DeepGoPlus Using AI to associate GO terms with novel proteins

DeepGOPlus is a bioinformatics tool designed for protein function prediction using deep learning. It combines convolutional neural networks with sequence-based features to predict Gene Ontology (GO) terms for proteins.
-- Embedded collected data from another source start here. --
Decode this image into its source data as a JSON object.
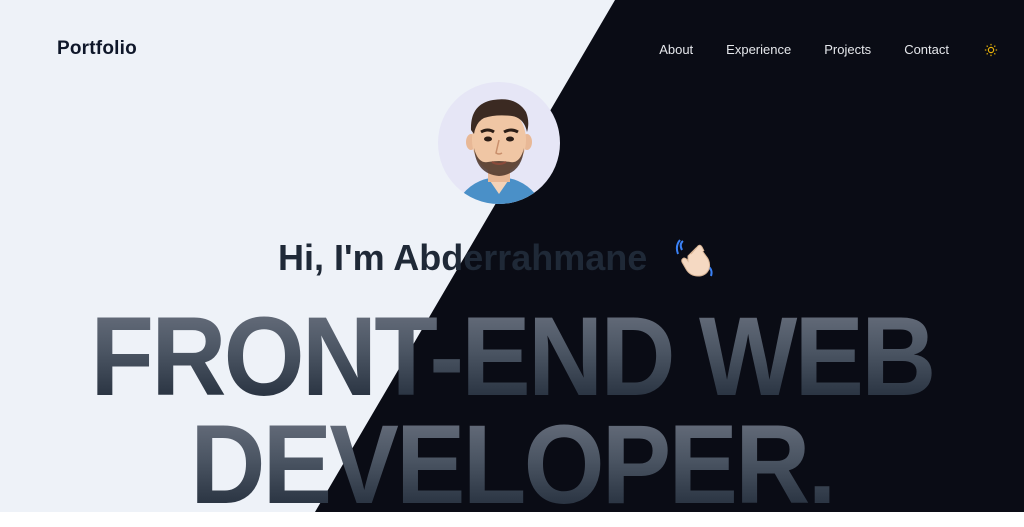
{
  "header": {
    "brand": "Portfolio",
    "nav": [
      {
        "label": "About"
      },
      {
        "label": "Experience"
      },
      {
        "label": "Projects"
      },
      {
        "label": "Contact"
      }
    ],
    "theme_icon": "sun-icon",
    "theme_icon_color": "#eab308"
  },
  "hero": {
    "avatar_icon": "cartoon-man-avatar",
    "greeting": "Hi, I'm Abderrahmane",
    "wave_icon": "waving-hand-icon",
    "headline_line1": "FRONT-END WEB",
    "headline_line2": "DEVELOPER."
  },
  "colors": {
    "light_bg": "#eef2f8",
    "dark_bg": "#0a0c15"
  }
}
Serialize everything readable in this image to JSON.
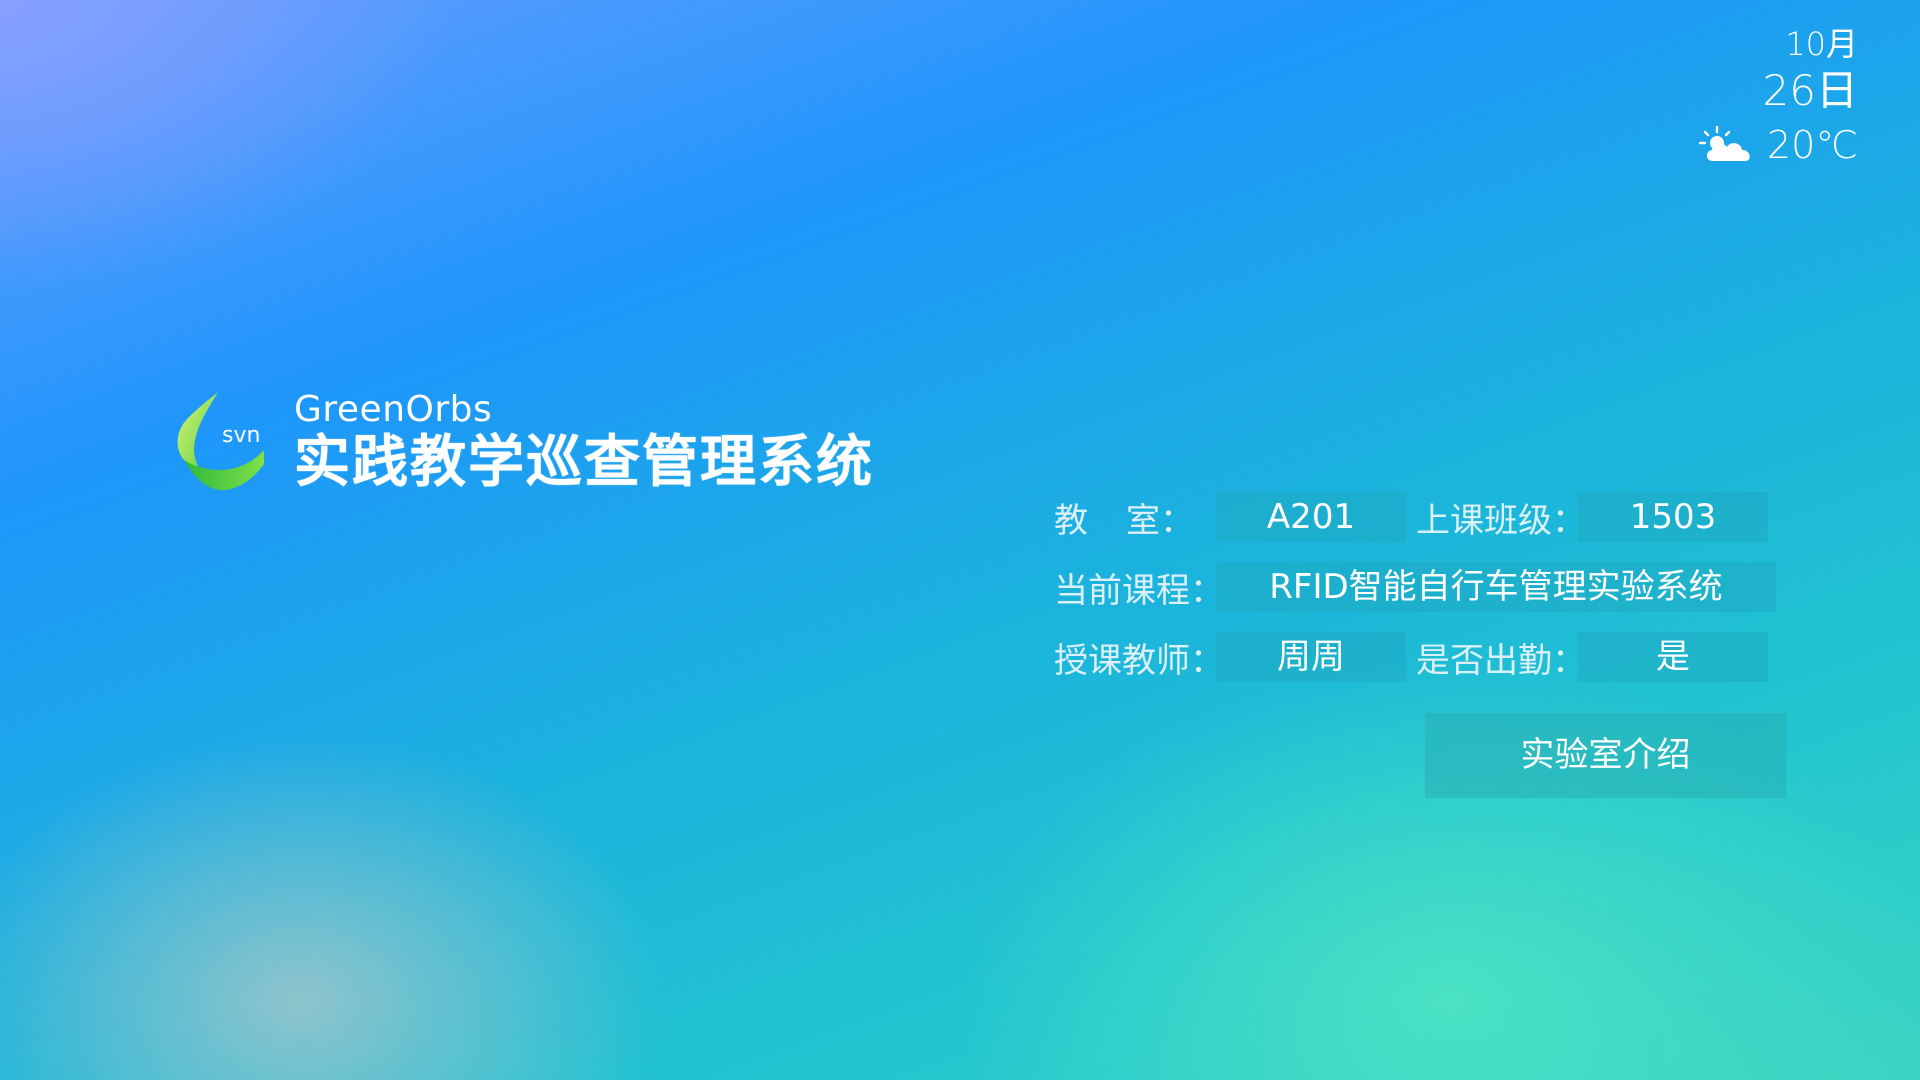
{
  "date": {
    "month": "10月",
    "day": "26日"
  },
  "weather": {
    "icon": "partly-cloudy-icon",
    "temperature": "20℃"
  },
  "brand": {
    "logo_text": "svn",
    "name": "GreenOrbs",
    "title": "实践教学巡查管理系统"
  },
  "info": {
    "classroom_label": [
      "教",
      "室："
    ],
    "classroom_value": "A201",
    "class_label": "上课班级：",
    "class_value": "1503",
    "course_label": "当前课程：",
    "course_value": "RFID智能自行车管理实验系统",
    "teacher_label": "授课教师：",
    "teacher_value": "周周",
    "attendance_label": "是否出勤：",
    "attendance_value": "是"
  },
  "actions": {
    "lab_intro_label": "实验室介绍"
  },
  "colors": {
    "logo_green_light": "#b8f06a",
    "logo_green_dark": "#2dbd3a"
  }
}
This tool is particularly useful for large-scale genome annotation and proteome analysis, though a webserver is currently available for smaller requests. Frequently, genome annotation projects will produce tens of thousands of genes, and depending upon the model status of your chosen species, many of these genes may lack significant homology to anything available in current databases. This software is not a replacement for identifying ontology terms using interproscan, but an alternative for novel gene candidates.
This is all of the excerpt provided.